Using the commutation relation [AB,C]=A[B,C]+[A,C]B canonical H

[AlexCdeP]

Under the effect of an electric and magnetic field the momentum in the Hamiltonian becomes the canonical momentum, p-qA where p is the linear momentum and A is the vector potential so H=(1/2m)(p-qA)^2 + qV where V is the scalar potential. I am trying to find [H,(p-qA)].

My main question arises because as I expand the commutator out in different ways I seem to be getting different answers. For example if I begin with [H,(p-qA)]=[H,p]-q[H,A] I get a different answer to when I use go [H, (p-qA)] = (1/2m)[(p-qA)^2,(p-qA)] + [qV,(p-qA)] and use the relation mentioned in the title to get (p-qA)[(p-qA),(p-qA)] + [(p-qA),(p-qA)](p-qA) which I'm pretty sure is zero.

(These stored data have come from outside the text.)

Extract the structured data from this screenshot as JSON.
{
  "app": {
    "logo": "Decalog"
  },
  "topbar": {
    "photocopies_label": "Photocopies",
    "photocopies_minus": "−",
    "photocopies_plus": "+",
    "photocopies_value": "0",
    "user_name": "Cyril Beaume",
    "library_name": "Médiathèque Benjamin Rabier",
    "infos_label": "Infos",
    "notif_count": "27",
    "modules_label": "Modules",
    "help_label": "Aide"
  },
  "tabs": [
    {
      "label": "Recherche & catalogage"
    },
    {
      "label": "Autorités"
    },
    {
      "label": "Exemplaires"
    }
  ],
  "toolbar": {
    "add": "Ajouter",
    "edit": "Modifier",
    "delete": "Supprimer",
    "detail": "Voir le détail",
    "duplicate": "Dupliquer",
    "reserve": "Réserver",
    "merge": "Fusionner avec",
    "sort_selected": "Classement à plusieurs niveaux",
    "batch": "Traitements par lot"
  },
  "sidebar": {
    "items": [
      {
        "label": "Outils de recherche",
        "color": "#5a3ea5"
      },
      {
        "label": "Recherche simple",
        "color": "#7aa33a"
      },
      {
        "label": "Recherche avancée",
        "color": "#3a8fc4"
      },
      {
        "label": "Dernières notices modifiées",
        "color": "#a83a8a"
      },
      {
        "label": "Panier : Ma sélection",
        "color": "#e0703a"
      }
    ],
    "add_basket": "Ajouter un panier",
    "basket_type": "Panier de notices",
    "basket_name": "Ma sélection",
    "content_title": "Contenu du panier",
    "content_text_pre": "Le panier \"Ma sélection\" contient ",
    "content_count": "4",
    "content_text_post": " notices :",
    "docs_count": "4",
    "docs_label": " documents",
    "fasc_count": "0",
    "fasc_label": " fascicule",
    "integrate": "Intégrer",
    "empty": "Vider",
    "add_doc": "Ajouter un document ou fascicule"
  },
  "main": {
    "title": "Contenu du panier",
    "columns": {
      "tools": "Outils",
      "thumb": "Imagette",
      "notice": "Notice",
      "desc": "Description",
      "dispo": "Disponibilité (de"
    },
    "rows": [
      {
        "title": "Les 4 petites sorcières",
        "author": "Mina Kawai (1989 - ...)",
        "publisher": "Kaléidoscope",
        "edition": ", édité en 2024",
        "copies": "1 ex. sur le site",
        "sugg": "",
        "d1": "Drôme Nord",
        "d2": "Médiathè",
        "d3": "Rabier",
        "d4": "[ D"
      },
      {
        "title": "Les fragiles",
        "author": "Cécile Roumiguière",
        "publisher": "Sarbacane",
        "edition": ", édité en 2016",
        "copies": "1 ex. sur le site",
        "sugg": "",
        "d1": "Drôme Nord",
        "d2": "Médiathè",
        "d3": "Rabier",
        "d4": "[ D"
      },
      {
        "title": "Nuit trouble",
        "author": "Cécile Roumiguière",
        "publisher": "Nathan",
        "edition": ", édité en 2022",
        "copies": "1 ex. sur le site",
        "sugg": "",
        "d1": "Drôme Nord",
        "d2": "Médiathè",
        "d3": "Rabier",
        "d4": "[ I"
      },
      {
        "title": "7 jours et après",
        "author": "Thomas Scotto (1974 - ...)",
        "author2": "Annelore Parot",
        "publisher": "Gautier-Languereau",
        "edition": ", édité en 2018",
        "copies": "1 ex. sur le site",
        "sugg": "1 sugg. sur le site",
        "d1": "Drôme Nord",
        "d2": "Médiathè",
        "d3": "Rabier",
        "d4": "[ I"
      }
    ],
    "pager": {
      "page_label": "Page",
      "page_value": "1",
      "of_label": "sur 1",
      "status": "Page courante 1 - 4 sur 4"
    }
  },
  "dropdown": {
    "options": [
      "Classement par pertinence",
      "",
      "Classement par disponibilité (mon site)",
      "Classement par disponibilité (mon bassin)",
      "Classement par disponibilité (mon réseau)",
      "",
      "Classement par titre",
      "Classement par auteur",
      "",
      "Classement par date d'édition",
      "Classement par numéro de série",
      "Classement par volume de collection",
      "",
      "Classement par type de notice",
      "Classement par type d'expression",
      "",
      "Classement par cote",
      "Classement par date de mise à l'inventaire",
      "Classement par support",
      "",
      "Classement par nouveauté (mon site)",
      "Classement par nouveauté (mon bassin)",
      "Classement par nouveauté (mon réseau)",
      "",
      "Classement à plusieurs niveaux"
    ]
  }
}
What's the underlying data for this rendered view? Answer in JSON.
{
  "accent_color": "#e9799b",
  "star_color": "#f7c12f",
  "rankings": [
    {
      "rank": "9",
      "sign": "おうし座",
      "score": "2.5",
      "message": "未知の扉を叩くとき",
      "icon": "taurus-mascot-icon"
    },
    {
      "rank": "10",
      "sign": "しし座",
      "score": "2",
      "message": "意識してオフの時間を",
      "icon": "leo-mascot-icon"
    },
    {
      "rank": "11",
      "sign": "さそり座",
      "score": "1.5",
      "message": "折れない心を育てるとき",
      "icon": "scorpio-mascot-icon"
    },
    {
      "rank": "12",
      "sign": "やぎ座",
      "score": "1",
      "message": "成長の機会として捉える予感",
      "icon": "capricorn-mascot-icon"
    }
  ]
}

So what's going on? I can only assume that I have to expand out all the brackets for the operators first to get them individually and then use the relation in the title. If I'm right, then why?

 

[TSny]

My main question arises because as I expand the commutator out in different ways I seem to be getting different answers. For example if I begin with [H,(p-qA)]=[H,p]-q[H,A] I get a different answer to when I use go [H, (p-qA)] = (1/2m)[(p-qA)^2,(p-qA)] + [qV,(p-qA)] and use the relation mentioned in the title to get (p-qA)[(p-qA),(p-qA)] + [(p-qA),(p-qA)](p-qA) which I'm pretty sure is zero.

Yes, (1/2m)[(p-qA)^2,(p-qA)] is zero. If you don't use the relation in the title and expand out the terms individually, you should be able to show that all the terms cancel. But it's a tedious process.